Power management techniques are used for optimizing power consumption by exploiting hardware power saving features, e.g., clock and power gating or dynamic voltage and frequency scaling offered by most modern chips. However, activating a low power mode impacts system performances and may prevent achieving the desired quality of service (QoS). Several approaches have been provided in the art for balancing energy consumption and performances. However, most of these approaches do not reach the true optimum.
Furthermore, the prior art approaches may lead to a wrong view of the actual resource usage and availability if the resources are used in a competitive way by a plurality of entities. Consequently, this often leads to an incorrect configuration of the system. Moreover, if a hardware limit internal to the computer system is reached due to a high number of resource requests sent by different system entities, the system may behave in an incorrect way providing bad user experience.

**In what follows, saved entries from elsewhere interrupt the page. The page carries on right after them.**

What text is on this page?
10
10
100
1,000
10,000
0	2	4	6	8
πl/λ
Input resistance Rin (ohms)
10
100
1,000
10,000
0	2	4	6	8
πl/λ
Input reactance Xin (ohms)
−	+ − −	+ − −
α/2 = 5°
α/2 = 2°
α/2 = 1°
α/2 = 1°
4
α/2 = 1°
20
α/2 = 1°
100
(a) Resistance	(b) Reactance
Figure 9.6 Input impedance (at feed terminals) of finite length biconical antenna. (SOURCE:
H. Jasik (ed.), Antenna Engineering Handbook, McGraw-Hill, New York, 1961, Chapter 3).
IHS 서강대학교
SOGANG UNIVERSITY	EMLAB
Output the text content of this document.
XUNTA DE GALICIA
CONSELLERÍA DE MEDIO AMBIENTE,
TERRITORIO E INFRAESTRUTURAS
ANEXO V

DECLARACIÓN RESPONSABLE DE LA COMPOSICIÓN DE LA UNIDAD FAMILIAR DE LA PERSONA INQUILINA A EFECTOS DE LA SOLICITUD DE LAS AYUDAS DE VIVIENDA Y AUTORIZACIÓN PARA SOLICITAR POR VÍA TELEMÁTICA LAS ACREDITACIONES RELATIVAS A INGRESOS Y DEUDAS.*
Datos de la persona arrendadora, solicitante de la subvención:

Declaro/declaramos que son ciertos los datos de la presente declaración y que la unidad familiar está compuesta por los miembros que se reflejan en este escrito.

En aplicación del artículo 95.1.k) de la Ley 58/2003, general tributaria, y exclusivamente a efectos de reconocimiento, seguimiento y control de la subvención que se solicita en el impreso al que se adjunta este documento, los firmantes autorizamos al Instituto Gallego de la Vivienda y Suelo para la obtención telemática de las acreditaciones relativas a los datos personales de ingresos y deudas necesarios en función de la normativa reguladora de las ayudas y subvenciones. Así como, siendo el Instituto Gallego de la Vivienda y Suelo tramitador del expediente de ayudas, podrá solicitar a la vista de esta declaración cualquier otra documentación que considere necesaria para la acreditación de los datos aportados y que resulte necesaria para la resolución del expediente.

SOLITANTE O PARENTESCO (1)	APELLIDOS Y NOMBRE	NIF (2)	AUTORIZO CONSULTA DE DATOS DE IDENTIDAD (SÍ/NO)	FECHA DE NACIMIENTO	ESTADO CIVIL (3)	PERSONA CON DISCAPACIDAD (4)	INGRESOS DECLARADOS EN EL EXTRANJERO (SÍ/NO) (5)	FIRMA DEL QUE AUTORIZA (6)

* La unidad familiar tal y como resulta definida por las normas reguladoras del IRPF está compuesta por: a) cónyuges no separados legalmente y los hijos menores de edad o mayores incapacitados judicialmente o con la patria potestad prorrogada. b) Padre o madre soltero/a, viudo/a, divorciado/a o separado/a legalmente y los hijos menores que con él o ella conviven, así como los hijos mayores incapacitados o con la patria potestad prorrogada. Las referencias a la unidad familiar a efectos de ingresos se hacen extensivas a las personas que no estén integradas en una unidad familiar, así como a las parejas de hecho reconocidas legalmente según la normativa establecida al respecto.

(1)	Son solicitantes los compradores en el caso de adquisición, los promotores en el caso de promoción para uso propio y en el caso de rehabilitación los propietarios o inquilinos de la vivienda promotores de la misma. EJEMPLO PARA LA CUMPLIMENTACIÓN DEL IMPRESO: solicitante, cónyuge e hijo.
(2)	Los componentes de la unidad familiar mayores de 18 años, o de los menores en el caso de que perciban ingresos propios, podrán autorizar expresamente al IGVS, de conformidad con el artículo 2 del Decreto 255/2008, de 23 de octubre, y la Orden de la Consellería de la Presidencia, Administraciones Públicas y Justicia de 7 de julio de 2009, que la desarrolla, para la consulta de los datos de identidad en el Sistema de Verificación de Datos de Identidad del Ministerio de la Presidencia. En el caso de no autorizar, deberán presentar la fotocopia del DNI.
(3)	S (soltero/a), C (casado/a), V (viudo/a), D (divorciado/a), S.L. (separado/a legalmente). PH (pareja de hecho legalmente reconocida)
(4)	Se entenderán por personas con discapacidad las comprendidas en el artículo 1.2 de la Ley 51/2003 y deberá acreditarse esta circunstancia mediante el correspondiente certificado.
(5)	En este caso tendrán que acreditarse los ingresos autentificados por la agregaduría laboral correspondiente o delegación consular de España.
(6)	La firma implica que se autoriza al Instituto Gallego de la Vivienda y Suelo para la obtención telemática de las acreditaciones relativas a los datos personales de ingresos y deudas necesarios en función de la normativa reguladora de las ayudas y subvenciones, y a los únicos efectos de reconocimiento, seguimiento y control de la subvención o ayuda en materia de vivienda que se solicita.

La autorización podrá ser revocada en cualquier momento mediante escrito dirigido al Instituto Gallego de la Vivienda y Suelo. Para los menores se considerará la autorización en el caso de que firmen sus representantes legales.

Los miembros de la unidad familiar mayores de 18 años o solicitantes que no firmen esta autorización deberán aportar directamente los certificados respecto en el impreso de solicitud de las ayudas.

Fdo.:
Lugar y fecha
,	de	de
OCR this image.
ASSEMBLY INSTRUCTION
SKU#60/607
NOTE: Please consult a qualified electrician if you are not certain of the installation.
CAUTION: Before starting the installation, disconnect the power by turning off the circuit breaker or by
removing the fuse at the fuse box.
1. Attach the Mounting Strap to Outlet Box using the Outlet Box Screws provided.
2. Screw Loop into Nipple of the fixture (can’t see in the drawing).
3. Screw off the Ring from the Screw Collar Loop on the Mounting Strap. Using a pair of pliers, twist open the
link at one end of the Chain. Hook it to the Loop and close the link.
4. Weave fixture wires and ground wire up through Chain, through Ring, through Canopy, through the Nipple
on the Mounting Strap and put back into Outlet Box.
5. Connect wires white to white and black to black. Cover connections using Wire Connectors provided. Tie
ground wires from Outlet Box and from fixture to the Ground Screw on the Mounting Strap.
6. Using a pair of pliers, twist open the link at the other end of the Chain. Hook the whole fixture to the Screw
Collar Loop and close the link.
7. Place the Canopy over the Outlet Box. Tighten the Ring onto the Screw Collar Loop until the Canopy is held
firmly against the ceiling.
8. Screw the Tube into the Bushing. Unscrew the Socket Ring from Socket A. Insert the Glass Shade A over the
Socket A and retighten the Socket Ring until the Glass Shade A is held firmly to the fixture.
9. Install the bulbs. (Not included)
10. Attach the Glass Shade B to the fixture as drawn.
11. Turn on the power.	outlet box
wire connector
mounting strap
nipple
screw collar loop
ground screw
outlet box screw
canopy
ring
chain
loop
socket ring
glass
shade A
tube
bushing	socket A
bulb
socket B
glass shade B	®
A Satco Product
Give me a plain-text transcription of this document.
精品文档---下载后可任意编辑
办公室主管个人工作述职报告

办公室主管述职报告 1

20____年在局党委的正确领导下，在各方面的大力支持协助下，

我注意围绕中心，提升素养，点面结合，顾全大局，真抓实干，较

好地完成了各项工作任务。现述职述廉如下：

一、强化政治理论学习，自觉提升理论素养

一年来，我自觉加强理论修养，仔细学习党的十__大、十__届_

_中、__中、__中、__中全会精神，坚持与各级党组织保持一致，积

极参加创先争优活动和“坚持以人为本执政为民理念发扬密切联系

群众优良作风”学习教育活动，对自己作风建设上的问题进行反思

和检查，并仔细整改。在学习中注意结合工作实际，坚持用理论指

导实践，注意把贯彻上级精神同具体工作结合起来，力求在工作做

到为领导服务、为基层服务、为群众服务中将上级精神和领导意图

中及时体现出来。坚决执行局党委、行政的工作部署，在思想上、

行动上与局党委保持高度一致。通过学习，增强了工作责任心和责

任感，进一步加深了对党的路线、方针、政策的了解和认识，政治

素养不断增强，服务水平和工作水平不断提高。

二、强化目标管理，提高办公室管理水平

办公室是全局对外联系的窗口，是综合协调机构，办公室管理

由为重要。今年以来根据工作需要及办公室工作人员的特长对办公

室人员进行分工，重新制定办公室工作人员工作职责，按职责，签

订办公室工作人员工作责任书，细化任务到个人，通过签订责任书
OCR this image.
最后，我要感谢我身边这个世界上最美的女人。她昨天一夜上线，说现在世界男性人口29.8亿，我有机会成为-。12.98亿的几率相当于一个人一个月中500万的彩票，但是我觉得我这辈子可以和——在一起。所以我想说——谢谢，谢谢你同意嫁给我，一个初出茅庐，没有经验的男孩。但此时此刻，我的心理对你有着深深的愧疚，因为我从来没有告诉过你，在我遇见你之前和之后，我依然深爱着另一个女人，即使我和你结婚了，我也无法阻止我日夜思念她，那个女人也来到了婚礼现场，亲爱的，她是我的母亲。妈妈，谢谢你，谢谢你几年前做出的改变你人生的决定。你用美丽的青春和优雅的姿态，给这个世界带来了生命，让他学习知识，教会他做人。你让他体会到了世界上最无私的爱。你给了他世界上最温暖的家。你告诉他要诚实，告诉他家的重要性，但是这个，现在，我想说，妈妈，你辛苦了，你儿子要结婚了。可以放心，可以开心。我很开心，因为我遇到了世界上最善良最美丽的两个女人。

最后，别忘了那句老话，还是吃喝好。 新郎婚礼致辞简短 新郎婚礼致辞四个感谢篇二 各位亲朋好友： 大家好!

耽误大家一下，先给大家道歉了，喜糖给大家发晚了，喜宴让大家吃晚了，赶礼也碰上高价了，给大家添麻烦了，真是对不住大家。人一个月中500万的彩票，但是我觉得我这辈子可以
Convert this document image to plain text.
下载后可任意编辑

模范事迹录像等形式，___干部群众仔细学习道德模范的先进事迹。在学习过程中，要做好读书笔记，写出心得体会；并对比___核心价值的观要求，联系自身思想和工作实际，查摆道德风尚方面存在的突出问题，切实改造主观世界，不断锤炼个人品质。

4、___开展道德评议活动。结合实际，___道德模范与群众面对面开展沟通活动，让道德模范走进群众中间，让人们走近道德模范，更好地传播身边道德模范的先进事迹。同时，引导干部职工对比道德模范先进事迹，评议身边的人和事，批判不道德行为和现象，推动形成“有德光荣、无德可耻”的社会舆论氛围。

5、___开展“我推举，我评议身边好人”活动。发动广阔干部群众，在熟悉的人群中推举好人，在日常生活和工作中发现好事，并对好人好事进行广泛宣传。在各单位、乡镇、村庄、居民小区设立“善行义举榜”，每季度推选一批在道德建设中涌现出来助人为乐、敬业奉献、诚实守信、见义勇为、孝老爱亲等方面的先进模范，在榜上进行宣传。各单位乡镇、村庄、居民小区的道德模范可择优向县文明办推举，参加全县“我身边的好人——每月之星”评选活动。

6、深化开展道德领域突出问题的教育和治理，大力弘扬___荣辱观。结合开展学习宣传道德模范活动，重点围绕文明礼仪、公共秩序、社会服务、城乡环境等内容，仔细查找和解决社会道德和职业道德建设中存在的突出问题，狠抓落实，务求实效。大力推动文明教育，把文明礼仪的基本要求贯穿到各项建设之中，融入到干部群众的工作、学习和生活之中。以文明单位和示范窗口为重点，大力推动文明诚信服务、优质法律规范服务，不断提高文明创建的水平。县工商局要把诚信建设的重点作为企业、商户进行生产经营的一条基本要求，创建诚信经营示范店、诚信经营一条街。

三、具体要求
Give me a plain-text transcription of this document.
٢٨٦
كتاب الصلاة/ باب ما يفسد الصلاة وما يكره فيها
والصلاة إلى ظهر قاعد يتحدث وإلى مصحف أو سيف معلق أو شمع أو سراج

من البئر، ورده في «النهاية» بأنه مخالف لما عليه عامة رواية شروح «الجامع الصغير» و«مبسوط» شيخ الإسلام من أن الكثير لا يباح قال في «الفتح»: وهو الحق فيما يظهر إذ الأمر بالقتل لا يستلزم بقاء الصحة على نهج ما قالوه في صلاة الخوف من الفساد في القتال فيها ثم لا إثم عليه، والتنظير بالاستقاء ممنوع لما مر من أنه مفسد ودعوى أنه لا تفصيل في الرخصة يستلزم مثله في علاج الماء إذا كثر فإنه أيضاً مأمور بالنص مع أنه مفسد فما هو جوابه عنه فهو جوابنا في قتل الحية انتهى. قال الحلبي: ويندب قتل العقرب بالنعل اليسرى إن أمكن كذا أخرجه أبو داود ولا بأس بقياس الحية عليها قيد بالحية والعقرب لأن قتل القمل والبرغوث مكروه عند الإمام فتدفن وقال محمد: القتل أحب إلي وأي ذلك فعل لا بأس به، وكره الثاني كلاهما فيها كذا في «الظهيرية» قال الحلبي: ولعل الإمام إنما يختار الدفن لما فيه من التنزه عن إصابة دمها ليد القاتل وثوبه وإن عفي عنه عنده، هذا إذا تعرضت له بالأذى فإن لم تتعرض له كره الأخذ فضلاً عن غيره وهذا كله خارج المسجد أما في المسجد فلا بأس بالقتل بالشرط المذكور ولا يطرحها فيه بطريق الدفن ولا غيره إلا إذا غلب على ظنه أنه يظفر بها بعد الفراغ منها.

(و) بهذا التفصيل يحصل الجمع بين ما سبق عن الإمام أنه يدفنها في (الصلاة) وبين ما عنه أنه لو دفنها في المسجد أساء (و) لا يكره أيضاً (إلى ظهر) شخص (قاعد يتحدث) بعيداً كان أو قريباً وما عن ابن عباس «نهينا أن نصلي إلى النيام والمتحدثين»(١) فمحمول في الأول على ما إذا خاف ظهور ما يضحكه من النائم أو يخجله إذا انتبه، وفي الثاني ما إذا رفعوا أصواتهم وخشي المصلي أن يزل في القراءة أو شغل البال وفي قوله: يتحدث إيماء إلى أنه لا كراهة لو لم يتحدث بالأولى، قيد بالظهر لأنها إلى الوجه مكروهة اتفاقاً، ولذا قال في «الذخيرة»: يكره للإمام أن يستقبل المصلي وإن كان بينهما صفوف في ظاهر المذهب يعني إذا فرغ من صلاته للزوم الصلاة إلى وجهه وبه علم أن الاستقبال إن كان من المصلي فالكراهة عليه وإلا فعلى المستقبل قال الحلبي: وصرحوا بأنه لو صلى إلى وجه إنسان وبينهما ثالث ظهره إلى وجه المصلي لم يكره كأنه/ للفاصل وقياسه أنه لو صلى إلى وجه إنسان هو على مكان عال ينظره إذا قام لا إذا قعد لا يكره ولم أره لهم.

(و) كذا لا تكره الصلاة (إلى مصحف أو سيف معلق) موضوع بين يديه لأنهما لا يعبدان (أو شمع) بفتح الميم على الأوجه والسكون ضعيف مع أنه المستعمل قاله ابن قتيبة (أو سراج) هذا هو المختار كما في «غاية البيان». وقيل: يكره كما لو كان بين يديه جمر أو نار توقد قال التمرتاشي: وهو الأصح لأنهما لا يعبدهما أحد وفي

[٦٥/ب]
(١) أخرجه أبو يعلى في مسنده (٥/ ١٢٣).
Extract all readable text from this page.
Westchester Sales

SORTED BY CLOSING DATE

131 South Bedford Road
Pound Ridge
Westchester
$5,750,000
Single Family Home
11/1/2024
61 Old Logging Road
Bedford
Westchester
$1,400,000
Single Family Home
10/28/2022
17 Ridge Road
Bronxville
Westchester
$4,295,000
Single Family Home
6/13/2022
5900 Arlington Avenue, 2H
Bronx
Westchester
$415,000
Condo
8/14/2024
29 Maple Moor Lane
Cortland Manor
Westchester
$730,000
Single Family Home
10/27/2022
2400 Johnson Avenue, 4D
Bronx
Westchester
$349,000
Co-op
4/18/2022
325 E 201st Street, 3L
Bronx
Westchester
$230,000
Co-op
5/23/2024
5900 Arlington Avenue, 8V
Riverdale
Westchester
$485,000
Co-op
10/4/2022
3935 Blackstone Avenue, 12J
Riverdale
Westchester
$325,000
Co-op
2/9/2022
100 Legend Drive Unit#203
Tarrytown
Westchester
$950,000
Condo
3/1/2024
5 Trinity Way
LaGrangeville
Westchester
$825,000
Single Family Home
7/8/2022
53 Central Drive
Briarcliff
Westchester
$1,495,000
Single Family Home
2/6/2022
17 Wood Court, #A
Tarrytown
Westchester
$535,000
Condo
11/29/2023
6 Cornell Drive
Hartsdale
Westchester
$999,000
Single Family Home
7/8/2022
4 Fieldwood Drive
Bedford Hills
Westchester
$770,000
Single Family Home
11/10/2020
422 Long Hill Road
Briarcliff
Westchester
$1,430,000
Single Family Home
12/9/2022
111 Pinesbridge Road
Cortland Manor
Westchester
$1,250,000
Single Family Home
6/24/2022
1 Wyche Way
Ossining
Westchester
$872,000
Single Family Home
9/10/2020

Additionally, prior art approaches may be unable to ensure that a required QoS level can be effectively provided. The systems work in a best effort way: a device defines a QoS expectation and hopes that other entities will fulfill it. In the case where one or more entities of the system fail in providing the requested QoS level, other entities which are not aware of this failure will nevertheless try to provide the requested QoS level, and, therefore, possibly consume more power, although the requested QoS level can not be reached anyhow because of the failure of the one or more entities to provide the requested QoS level. This situation may lead to a lack of optimization of the trade-off between performances and power consumption in the system.